Dans les provinces, dans les villes, c’était le mutisme, le silence. Il fallut que le pouvoir central appelât les hommes à voter et à dire hautement ce qu’ils disaient tout bas, pour que le Tiers-État rédigeât ses fameux cahiers. Et encore ! si dans certains cahiers nous trouvons des mots audacieux de révolte — que de soumission, que de timidité dans le grand nombre, quelle modicité des demandes ! Car, après avoir demandé le droit de porter des armes et quelques garanties judiciaires contre l’arbitraire des arrestations, c’est surtout un peu plus de liberté dans les affaires municipales que demandent les cahiers du Tiers[1]. Ce n’est que plus tard, lorsque les députés du Tiers se verront soutenus par le peuple de Paris et que la révolte paysanne aura commencé à gronder, qu’ils s’enhardiront dans leur attitude vis-à-vis de la Cour.

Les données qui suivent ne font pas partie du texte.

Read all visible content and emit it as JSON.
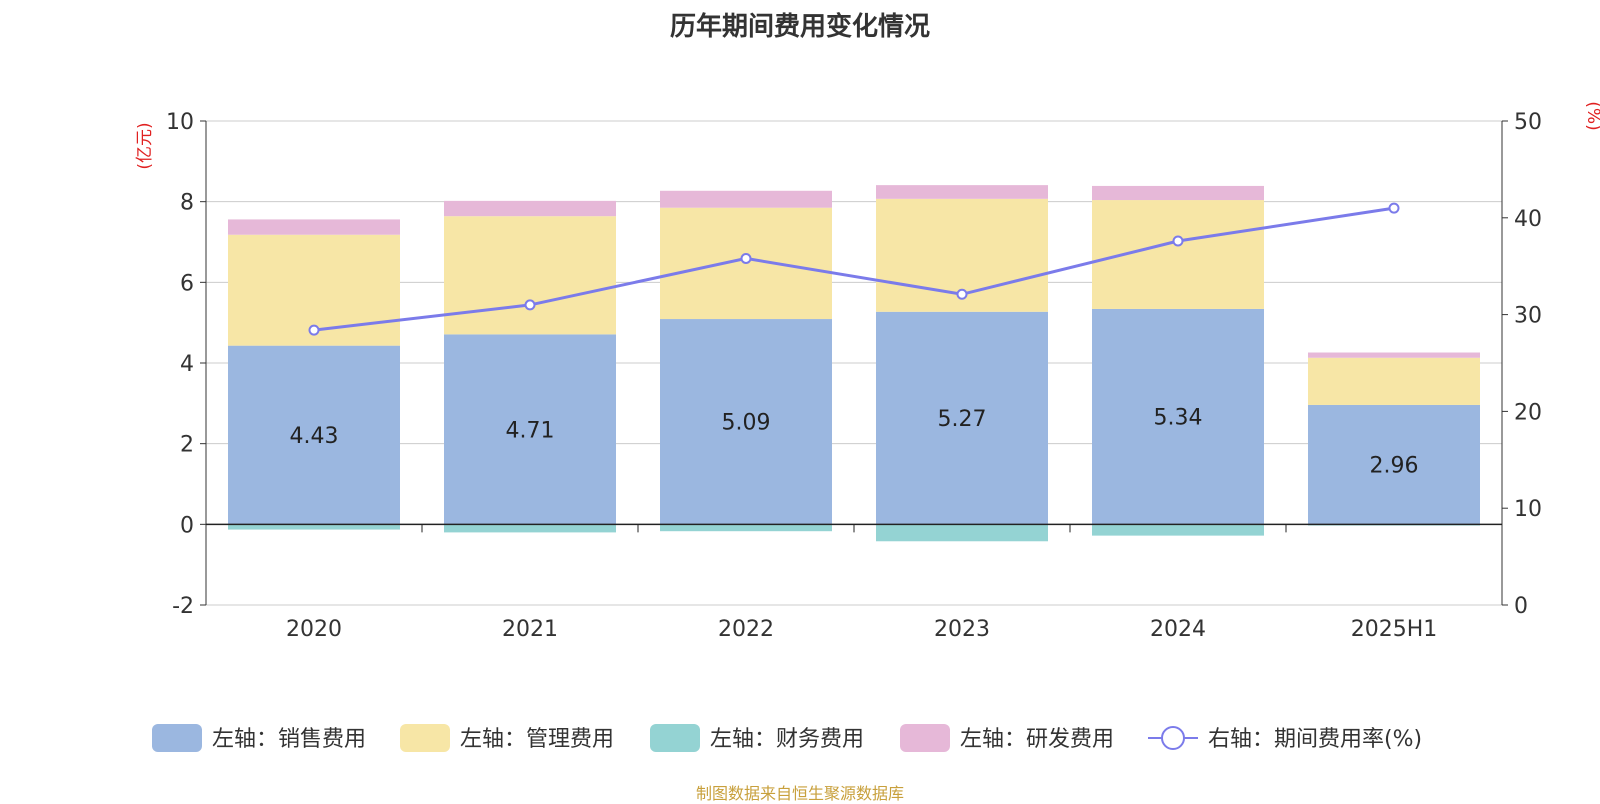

Heureusement, le peuple se met en révolte, partout,

  1. En fait de demandes qui exciteront plus tard la fureur des propriétaires, il est bon de noter celles-ci : la taxe sur le pain et la viande, à établir d’après les prix moyens, est demandée par Lyon, Troyes, Paris et Châlons. Rennes demande que « le salaire soit réglé périodiquement sur l’étendue du besoin des journaliers », et plusieurs villes demandent qu’on assure du travail à tous les pauvres valides. Quant aux royalistes-constitutionnalistes — et ils étaient nombreux — on voit par le projet du « Cahier général », analysé par Chassin (Les élections et les cahiers de Paris en 1789, t. III, 1889, p. 185) qu’ils voulaient limiter les délibérations des États généraux à la question des finances et à des économies sur les frais de la maison du roi et des princes.